Taken together, the report confirms that all these commitments are far below what is needed to limit global temperature rise to levels that would prevent the worst effects of warming. When reached in 2015, the Paris Agreement set a goal of limiting average temperature rise to well below 2 degrees Celsius or 3.6 degrees Fahrenheit compared to pre-industrial levels by the end of the century.
Since then, due to advances in research, the scientific consensus is that the increase should be limited to 1.5 degrees C; Beyond this threshold, there is a much greater probability of catastrophic consequences such as widespread crop famine and the collapse of the polar ice sheets. So far, global temperatures have increased by about 1 degree since the late 19th century.
The USA, which has produced the largest share of global emissions since the beginning of the industrial age, for its part, reduce emissions by 50 percent It is 52 percent below 2005 levels at the end of the decade, a target that fears the commitments of the European Union and the UK.
But it’s already proving difficult, especially politically, and it remains to be seen whether Mr Biden can persuade members of Congress to support major climate laws before he heads to international climate talks in November.

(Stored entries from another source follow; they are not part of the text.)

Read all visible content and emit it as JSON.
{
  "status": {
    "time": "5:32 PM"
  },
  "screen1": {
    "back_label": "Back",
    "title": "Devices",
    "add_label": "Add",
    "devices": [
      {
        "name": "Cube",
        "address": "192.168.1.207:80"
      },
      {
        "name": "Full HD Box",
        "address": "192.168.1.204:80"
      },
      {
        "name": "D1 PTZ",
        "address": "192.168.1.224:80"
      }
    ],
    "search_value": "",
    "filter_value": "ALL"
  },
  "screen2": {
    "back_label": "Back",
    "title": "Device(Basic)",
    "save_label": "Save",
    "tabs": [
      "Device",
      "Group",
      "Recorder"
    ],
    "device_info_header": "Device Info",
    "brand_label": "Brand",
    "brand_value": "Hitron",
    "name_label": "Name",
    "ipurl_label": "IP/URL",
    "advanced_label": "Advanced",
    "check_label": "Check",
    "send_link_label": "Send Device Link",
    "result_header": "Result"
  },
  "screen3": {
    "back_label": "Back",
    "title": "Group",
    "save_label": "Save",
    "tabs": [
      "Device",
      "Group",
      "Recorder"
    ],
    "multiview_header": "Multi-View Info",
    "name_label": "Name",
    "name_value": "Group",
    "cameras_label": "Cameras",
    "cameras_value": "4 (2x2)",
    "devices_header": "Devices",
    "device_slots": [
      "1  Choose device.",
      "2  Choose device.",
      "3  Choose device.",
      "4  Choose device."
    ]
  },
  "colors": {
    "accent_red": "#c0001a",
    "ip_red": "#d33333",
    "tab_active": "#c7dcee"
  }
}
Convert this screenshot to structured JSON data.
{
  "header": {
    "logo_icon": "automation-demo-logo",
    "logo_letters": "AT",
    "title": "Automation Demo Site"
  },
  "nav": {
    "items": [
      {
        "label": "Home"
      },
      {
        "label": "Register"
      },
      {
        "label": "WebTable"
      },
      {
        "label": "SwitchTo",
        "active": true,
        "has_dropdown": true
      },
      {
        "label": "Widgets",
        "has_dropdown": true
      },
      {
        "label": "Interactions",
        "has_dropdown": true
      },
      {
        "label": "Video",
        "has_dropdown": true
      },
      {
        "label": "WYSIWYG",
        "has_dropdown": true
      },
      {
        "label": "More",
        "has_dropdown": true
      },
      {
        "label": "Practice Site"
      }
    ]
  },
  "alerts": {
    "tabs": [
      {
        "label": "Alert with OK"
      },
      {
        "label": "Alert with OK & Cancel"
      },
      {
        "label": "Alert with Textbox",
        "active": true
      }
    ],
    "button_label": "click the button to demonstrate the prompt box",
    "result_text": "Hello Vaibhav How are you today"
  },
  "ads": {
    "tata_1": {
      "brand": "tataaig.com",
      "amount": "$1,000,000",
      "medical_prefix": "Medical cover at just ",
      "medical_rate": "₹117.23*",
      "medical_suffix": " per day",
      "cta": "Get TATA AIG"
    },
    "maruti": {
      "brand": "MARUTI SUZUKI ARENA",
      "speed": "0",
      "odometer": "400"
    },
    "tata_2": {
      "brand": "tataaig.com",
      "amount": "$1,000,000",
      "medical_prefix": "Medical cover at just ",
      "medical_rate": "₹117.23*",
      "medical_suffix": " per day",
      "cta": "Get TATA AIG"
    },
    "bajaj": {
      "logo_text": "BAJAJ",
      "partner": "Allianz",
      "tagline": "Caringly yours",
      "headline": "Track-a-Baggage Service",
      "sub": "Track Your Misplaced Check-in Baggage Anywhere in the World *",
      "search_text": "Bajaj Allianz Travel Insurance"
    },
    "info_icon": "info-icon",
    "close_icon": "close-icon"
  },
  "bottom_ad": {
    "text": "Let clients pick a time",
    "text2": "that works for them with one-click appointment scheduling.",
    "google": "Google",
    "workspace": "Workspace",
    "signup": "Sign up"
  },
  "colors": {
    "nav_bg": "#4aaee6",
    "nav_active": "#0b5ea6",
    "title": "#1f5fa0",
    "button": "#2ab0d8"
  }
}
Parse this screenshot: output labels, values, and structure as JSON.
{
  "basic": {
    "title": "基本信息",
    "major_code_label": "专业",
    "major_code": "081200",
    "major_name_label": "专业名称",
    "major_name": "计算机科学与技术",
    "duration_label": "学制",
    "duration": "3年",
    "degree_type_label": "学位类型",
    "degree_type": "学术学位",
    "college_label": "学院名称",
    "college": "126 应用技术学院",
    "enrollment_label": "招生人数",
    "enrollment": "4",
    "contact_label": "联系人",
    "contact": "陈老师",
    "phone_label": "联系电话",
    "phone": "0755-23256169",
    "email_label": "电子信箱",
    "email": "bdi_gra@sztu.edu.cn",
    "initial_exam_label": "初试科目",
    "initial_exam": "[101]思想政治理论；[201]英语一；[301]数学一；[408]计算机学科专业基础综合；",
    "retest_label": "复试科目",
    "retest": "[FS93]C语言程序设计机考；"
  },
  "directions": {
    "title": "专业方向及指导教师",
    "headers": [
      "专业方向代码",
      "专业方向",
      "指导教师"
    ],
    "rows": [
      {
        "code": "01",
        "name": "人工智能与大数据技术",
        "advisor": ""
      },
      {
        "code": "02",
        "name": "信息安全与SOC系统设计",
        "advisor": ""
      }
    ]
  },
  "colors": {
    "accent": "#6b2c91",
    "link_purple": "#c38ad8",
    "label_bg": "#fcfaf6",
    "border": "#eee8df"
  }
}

On Friday, at the White House meeting known as the Forum for the Greater Economies on Energy and Climate, Mr. Biden urged the leaders of nine countries and the European Commission to act faster and more aggressively to reduce greenhouse gases. He also announced that the United States and Europe have pledged to help reduce their methane emissions by 30 percent globally by 2030, and have asked other countries to join the effort. Methane is the second most abundant greenhouse gas after carbon dioxide.
“I need to tell you the consequences of inaction,” Mr. Biden said.
Citing recent extreme weather events such as hurricanes, floods and wildfires across the country, flooding in Germany and Belgium, severe fires in Australia and Russia, and record temperatures in the Arctic Circle, Mr Biden told leaders: “A lot of time.”